ワクチン・コロナ後遺症と脂肪細胞活性化症候群(MCAS)

肥満細胞(マスト細胞)は、化学療法の父である Ehrlich によって、塩基性色素により特異的に検出され、 組織に散在する細胞として初めて報告されました。その後の研究によって、肥満細胞は、花粉症や食物アレルギーを引き起こす免疫反応の「悪玉」として働く一方で、感染症から生体を守る「善玉」として働くなど多様な役割を担うことが知られています。

肥満細胞は、病原体成分やIgE抗体に反応して活性化して、多種多様な炎症性物質を放出して、生体防御に関与するだけでなく、アレルギー反応のような非特異的な炎症反応を修飾して、様々な慢性炎症性疾患に関与しています。

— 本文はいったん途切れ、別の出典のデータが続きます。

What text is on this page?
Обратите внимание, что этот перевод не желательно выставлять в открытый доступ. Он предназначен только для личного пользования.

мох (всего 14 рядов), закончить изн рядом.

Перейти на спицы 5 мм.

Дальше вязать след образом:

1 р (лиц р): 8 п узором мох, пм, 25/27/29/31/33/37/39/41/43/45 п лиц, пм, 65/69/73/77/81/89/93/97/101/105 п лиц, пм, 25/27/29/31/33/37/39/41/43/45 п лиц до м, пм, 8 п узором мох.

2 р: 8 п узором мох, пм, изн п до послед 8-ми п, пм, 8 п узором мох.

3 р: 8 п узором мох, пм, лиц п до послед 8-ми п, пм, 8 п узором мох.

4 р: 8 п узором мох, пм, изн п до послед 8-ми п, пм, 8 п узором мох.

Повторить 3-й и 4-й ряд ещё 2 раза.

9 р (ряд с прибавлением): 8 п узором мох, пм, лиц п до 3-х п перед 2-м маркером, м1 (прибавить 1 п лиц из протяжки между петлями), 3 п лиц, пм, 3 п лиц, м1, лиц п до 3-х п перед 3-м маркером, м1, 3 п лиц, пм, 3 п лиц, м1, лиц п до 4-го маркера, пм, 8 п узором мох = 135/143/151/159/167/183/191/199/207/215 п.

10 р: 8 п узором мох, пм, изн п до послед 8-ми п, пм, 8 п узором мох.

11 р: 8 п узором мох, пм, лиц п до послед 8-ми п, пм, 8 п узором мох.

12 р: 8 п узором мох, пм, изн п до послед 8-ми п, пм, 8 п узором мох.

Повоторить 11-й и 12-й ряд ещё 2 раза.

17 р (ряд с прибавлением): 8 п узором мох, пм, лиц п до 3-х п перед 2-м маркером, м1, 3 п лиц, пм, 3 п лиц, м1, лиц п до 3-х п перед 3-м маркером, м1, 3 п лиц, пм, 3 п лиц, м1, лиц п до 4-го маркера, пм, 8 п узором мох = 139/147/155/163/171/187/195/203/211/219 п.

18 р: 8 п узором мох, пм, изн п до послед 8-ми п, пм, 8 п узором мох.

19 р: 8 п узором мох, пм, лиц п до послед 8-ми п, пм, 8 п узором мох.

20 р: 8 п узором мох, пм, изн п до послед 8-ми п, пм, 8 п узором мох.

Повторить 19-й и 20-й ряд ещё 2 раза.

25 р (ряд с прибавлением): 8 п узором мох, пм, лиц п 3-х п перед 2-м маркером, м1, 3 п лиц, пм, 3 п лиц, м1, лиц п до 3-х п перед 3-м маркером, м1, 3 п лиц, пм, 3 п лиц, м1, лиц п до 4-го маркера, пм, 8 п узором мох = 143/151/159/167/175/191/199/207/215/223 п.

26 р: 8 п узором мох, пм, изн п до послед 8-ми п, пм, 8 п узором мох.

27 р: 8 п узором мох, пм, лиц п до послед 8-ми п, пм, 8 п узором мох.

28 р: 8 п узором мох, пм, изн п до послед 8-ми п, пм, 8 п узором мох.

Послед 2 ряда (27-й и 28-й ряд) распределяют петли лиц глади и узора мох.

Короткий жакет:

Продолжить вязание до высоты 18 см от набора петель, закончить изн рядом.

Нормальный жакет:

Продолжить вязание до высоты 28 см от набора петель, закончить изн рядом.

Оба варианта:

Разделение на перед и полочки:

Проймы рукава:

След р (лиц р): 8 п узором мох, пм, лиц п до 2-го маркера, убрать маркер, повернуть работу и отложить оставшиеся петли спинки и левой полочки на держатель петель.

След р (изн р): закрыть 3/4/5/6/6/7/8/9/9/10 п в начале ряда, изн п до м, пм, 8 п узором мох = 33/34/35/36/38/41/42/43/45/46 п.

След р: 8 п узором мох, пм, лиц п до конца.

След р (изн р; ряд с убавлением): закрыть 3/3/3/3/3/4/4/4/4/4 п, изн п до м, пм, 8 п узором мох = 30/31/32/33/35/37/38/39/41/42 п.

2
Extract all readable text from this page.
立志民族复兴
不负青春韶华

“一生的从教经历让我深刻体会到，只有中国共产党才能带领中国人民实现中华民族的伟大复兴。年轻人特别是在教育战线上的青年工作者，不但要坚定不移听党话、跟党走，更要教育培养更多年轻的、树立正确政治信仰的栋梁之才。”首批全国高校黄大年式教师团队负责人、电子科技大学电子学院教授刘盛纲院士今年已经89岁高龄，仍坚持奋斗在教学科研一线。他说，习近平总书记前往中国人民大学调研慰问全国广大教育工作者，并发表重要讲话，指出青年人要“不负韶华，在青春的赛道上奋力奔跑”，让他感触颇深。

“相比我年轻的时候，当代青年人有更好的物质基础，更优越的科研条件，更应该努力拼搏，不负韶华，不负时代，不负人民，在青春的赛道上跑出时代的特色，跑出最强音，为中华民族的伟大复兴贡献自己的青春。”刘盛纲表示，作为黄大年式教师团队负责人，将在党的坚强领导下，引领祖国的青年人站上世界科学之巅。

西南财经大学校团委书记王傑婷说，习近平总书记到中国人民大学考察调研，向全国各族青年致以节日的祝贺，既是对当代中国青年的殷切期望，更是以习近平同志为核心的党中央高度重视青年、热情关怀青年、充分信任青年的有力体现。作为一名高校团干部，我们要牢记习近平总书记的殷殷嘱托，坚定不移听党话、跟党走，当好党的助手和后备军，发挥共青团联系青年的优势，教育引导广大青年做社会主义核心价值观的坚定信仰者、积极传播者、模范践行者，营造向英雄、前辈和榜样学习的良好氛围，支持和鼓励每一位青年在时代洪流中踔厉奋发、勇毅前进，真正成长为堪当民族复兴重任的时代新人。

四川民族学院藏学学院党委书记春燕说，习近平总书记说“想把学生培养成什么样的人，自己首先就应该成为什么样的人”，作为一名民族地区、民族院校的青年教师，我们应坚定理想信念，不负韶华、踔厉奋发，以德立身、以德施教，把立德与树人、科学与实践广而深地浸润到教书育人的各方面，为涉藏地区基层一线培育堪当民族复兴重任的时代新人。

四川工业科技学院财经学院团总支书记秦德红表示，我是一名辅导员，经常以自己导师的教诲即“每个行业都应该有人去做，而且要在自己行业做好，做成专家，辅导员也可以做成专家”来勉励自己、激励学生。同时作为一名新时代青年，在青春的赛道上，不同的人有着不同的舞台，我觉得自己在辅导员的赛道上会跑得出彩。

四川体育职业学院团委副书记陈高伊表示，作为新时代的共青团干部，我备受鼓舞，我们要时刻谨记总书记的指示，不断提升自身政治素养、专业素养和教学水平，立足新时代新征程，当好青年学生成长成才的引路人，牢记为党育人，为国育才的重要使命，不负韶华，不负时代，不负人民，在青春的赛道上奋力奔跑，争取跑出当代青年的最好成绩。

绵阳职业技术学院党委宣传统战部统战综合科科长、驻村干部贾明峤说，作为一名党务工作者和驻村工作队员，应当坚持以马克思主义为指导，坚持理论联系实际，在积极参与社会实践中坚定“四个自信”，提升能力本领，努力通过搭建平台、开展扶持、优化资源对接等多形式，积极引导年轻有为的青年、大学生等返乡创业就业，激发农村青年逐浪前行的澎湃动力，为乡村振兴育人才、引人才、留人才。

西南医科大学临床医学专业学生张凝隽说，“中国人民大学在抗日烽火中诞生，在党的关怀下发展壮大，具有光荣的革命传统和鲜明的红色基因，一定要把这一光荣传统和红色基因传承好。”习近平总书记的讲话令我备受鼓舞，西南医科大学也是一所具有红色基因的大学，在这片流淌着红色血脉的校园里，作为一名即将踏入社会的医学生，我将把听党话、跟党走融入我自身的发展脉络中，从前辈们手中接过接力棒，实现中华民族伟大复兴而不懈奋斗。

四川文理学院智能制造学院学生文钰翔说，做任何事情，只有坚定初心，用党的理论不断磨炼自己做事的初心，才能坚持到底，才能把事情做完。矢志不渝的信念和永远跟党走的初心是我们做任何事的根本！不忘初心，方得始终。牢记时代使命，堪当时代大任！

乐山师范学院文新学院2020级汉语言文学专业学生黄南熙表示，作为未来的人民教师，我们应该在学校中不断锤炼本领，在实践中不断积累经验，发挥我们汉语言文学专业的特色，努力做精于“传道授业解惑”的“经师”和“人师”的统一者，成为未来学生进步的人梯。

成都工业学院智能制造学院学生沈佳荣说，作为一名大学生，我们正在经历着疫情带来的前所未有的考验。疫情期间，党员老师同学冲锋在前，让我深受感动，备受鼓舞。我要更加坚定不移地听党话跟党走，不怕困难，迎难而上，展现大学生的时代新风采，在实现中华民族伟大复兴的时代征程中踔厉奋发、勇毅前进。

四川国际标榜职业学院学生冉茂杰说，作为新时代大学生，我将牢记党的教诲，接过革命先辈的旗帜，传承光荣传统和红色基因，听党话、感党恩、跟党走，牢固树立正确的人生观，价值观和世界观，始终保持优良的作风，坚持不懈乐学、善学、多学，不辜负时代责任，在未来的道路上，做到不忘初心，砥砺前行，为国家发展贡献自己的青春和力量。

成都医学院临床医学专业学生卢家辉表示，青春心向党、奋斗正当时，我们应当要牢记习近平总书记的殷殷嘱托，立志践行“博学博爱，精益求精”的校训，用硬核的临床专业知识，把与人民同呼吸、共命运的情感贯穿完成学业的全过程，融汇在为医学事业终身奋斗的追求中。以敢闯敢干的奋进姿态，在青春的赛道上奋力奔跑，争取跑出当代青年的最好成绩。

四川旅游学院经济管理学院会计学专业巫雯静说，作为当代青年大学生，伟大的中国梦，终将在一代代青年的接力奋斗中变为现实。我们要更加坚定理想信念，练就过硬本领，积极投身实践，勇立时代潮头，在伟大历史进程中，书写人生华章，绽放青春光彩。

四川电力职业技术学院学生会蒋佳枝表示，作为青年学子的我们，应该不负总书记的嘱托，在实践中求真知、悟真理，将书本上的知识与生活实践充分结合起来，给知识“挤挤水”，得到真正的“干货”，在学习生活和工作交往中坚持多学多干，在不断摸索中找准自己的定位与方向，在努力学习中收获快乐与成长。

肥満細胞活性化症候群(Mast cell activation syndrome、MCAS)の重度の反応では、血清トリプターゼ値(ヒト肥満細胞中に顆粒として存在するトリプシン様プロテアーゼの一種)がベースラインより大幅に上昇することが知られています。(2013, Valent)

新型コロナ後遺症および新型コロナワクチン後遺症の患者において、、肥満細胞活性化症候群(Mast cell activation syndrome、MCAS)患者と同じ臨床症候群を示すことが知られています。(2023, Sumantri)(2021, Weinstock)

いくつかの小規模試験では、急性新型コロナ感染症および新型コロナ後遺症に対する肥満細胞安定化薬の有益性が明らかにされています。(2020, Kazama)。具体的には、抗ヒスタミン薬、クロモリン(肥満細胞安定化薬)、フラボノイド(ケルセチンとルテイン)、低用量ナルトレキソン、モンテルカスト(ロイコトルエン阻害薬)、ビタミンCとDなどのMC指向療法のさまざまな組み合わせを使用することで改善が報告されています。(2021, Weinstock)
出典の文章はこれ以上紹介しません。